The supply of subterranean reservoirs and currents, as well as of springs, is undoubtedly derived chiefly from infiltration, and hence it must be affected by all changes of the natural surface that accelerate or retard the drainage of the soil, or that either promote or obstruct evaporation from it. It has sufficiently appeared from what has gone before, that the spontaneous drainage of cleared ground is more rapid than that of the forest, and consequently, that the felling of the woods, as well as the draining of swamps, deprives the subterranean waters of accessions which would otherwise be conveyed to them by infiltration. The same effect is produced by artificial contrivances for drying the soil either by open ditches or by underground pipes or channels, and in proportion as the sphere of these operations is extended, the effect of them cannot fail to make itself more and more sensibly felt in the diminished supply of water furnished by wells and running springs.[398]

It is undoubtedly true that loose soils, stripped of vegetation and broken up by the plough or other processes of cultivation, may, until again carpeted by grasses or other plants, absorb more rain and snow water than when they were covered by a natural growth; but it is also true that the evaporation from such soils is augmented in a still greater proportion. Rain scarcely penetrates beneath the sod of grass ground, but runs off over the surface; and after the heaviest showers a ploughed field will often be dried by evaporation before the water can be carried off by infiltration, while the soil of a neighboring grove will remain half saturated for weeks together. Sandy soils frequently rest on a tenacious subsoil, at a moderate depth, as is usually seen in the pine plains of the United States, where pools of rain water collect in slight depressions on the surface of earth, the upper stratum of which is as porous as a sponge. In the open grounds such pools are very soon dried up by the sun and wind; in the woods they remain unevaporated long enough for the water to diffuse itself laterally until it finds, in the subsoil, crevices through which it may escape, or slopes which it may follow to their outcrop or descend along them to lower strata.

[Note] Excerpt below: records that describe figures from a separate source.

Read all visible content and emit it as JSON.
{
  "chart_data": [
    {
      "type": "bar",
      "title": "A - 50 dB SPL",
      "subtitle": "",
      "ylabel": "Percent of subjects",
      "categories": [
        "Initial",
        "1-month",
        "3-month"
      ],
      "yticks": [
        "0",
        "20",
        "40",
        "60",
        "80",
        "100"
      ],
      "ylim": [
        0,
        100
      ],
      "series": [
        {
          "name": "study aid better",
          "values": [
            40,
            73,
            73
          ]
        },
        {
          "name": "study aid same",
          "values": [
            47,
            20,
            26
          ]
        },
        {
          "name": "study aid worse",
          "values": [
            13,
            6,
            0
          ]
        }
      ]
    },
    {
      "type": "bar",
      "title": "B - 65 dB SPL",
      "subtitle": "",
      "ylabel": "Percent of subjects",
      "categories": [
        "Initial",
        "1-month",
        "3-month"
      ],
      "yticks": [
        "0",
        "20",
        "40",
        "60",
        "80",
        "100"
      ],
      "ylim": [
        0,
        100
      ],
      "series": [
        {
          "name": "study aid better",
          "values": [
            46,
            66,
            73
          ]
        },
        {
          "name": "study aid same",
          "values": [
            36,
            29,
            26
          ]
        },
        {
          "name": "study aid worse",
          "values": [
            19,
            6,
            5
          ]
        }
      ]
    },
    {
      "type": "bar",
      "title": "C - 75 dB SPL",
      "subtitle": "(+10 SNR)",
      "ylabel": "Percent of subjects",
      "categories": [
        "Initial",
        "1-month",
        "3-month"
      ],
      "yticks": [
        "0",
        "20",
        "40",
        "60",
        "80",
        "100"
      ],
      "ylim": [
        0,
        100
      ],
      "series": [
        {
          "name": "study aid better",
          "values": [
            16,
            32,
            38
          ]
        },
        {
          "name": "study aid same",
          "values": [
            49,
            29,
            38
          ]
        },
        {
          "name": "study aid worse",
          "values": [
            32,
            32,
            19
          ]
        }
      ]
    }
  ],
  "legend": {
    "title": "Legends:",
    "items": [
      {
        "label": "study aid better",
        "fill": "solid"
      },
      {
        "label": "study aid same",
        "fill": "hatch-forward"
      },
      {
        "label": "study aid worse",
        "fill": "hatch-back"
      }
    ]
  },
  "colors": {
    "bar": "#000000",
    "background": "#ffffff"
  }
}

The readiness with which water not obstructed by impermeable strata diffuses itself through the earth in all directions—and, consequently, the importance of keeping up the supply of subterranean reservoirs—find a familiar illustration in the effect of paving the ground about the stems of vines and trees. The surface earth around the trunk of a tree may be made perfectly impervious to water, by flag stones and cement, for a distance greater than the spread of the roots; and yet the tree will not suffer for want of moisture, except in droughts severe enough sensibly to affect the supply in deep wells and springs. Both forest and fruit trees grow well in cities where the streets and courts are closely paved, and where even the lateral access of water to the roots is more or less obstructed by deep cellars and foundation walls. The deep-lying veins and sheets of water, supplied by infiltration from above, send up moisture by capillary attraction, and the pavement prevents the soil beneath it from losing its humidity by evaporation. Hence, city-grown trees find moisture enough for their roots, and though plagued with smoke and dust, often retain their freshness while those planted in the open fields, where sun and wind dry up the soil faster than the subterranean fountains can water it, are withering from drought. Without the help of artificial conduit or of water carrier, the Thames and the Seine refresh the ornamental trees that shade the thoroughfares of London and of Paris, and beneath the hot and reeking mould of Egypt, the Nile sends currents to the extremest border of its valley.[399]